Mark Bidder, the head of UN’s Office for the Coordination of Humanitarian Affairs (OCHA) in the Philippines, urged the donor community to continue supporting more than 350,000 civilians affected by the war in Marawi, which the military liberated from the clutches of Islamic State-aligned militants last October.
“As the government develops a comprehensive recovery and rehabilitation plan for Marawi City, humanitarian needs (of the refugees) remain,” he told Asian Correspondent last week.
“Displaced communities are gradually returning to some areas of Marawi and surrounding municipalities. Both returnees and the displaced need continued support to address their basic food and nutrition requirements, among other priority needs,” Bidder said.

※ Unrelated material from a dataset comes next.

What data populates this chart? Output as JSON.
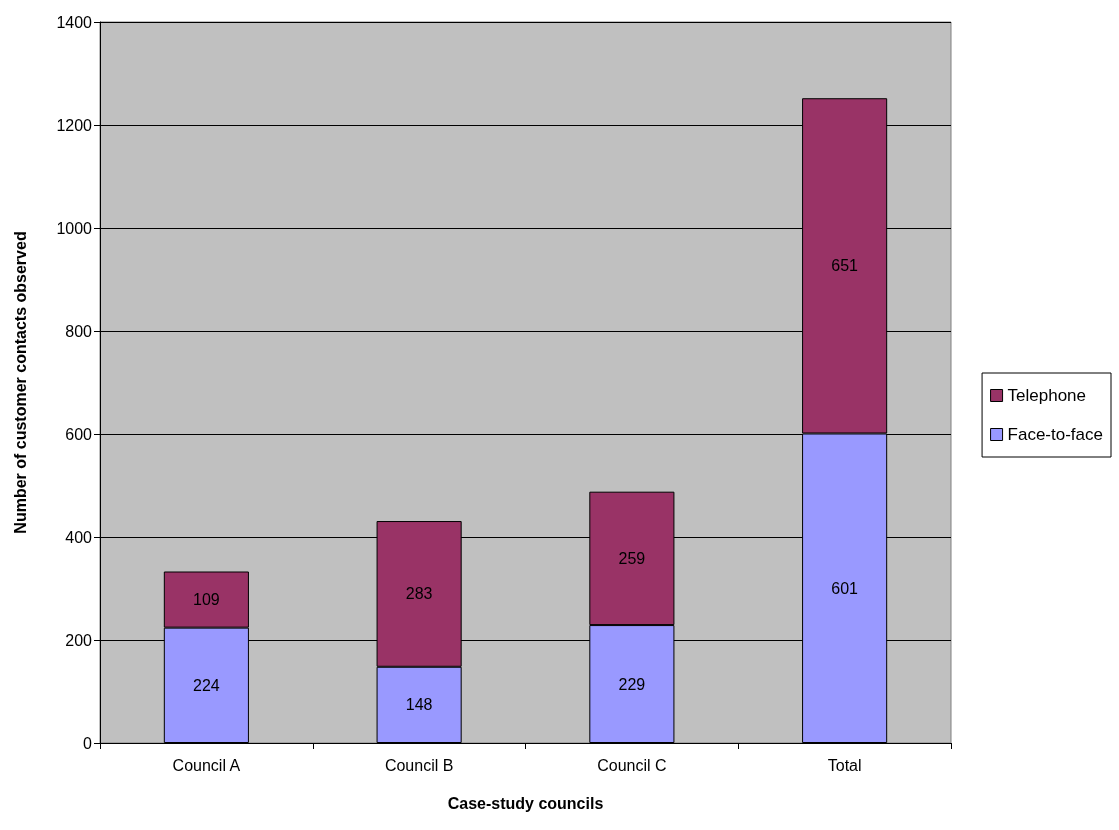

In December, OCHA Philippines appealed for donations amounting to PHP2.2 billion (US$43.7 million) for continuing support to the needs of the displaced civilians, including food supplies, for the first half of 2018.
Latest data from the government’s social welfare department showed that 26,450 families from 36 of the city’s almost 100 villages have been allowed to return to Marawi as of early December.

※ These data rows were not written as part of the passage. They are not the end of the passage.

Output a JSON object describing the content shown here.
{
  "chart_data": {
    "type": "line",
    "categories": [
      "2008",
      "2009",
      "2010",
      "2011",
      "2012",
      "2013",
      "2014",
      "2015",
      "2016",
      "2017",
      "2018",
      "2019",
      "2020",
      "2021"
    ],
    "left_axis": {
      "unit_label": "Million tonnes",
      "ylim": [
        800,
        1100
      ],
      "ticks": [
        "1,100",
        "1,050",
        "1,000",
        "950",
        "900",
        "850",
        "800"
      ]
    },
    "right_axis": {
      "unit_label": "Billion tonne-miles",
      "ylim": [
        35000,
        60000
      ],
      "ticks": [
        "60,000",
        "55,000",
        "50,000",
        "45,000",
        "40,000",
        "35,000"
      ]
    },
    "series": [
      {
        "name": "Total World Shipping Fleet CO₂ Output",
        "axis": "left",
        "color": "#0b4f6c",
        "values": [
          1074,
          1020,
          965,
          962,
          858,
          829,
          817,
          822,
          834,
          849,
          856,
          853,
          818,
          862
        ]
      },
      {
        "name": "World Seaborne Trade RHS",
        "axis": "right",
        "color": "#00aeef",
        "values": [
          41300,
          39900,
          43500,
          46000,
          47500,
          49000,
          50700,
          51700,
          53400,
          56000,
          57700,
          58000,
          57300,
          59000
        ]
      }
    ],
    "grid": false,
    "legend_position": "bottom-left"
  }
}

The remaining 50,550 displaced families continue to languish at 66 evacuation centres or with their relatives in towns surrounding lakeside Marawi, desperately waiting to go home amid dwindling relief assistance.
Eduardo del Rosario, a retired military general heading the Task Force Bangon (Rise) Marawi, the body formed for the war-torn city’s recovery and rehabilitation composed of various government agencies, said in a recent press briefing that the reconstruction of ground zero is expected to begin late April.

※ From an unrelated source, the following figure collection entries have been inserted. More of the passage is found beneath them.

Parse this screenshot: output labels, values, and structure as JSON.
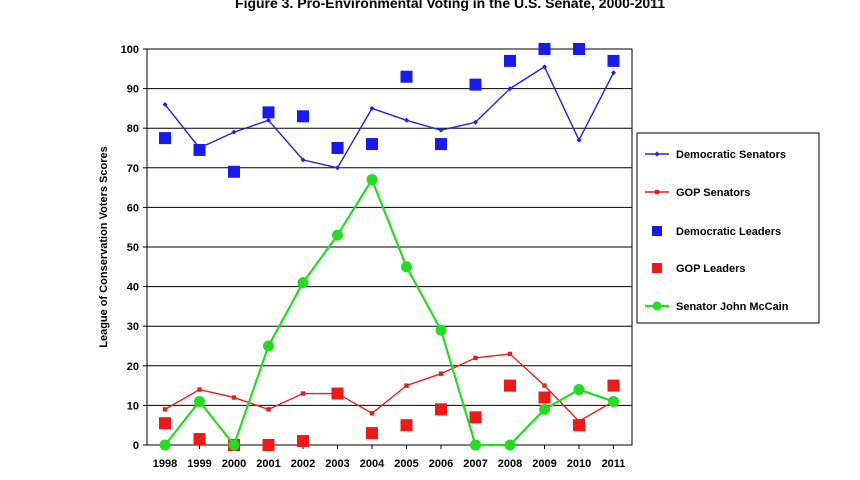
{
  "chart_data": {
    "type": "line",
    "title": "Figure 3. Pro-Environmental Voting in the U.S. Senate, 2000-2011",
    "xlabel": "",
    "ylabel": "League of Conservation Voters Scores",
    "categories": [
      "1998",
      "1999",
      "2000",
      "2001",
      "2002",
      "2003",
      "2004",
      "2005",
      "2006",
      "2007",
      "2008",
      "2009",
      "2010",
      "2011"
    ],
    "ylim": [
      0,
      100
    ],
    "yticks": [
      0,
      10,
      20,
      30,
      40,
      50,
      60,
      70,
      80,
      90,
      100
    ],
    "grid": "horizontal",
    "legend_position": "right",
    "series": [
      {
        "name": "Democratic Senators",
        "style": "line-small-diamond",
        "color": "#2222dd",
        "values": [
          86,
          75,
          79,
          82,
          72,
          70,
          85,
          82,
          79.5,
          81.5,
          90,
          95.5,
          77,
          94
        ]
      },
      {
        "name": "GOP Senators",
        "style": "line-small-square",
        "color": "#e02020",
        "values": [
          9,
          14,
          12,
          9,
          13,
          13,
          8,
          15,
          18,
          22,
          23,
          15,
          6,
          11
        ]
      },
      {
        "name": "Democratic Leaders",
        "style": "marker-square",
        "color": "#1a1aee",
        "values": [
          77.5,
          74.5,
          69,
          84,
          83,
          75,
          76,
          93,
          76,
          91,
          97,
          100,
          100,
          97
        ]
      },
      {
        "name": "GOP Leaders",
        "style": "marker-square",
        "color": "#ee1a1a",
        "values": [
          5.5,
          1.5,
          0,
          0,
          1,
          13,
          3,
          5,
          9,
          7,
          15,
          12,
          5,
          15
        ]
      },
      {
        "name": "Senator John McCain",
        "style": "line-circle",
        "color": "#22dd22",
        "values": [
          0,
          11,
          0,
          25,
          41,
          53,
          67,
          45,
          29,
          0,
          0,
          9,
          14,
          11
        ]
      }
    ]
  }
}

The main battle area straddling 250ha in 24 villages has an estimated population of at least 11,000 families, he said.
“Ground zero remains restricted to civilians because of the ongoing clearing operations by the military for unexploded ammunition and ordinances. After the military finishes the clearing operations, we will immediately start rehabilitating the 250 hectares,” said del Rosario, also the government’s current housing czar.
The five-month battle levelevelledldings that left three million tons of debris, the official noted, stressing that repairing ground zero will take four years or until December 2021, a few months short before the Duterte administration bows out of power.
Bidder said that restoring the food supply chain in Marawi and surrounding areas must be given top priority as it is crucial for the transition from emergency to recovery.
“This includes restoring production, functioning markets, and all the crucial points in the food supply and agriculture chain,” he said. Bidder stressed there is also an urgent need in restoring sources of income and livelihood to reduce food insecurity and dependency on external assistance.
Livelihood intervention and skills training should be aligned with market needs, including for women and the youth of working age, he said.
The Marawi siege that erupted on May 23 left some 1,100 individuals killed, mostly terrorist gunmen. President Rodrigo Duterte declared martial law in Mindanao hours after the Islamic State-inspired Maute Group launched the attack.
Only 20 percent of the 6,400 temporary housing units intended for those who lost their homes during fighting in Marawi had been completed by late January, the government said.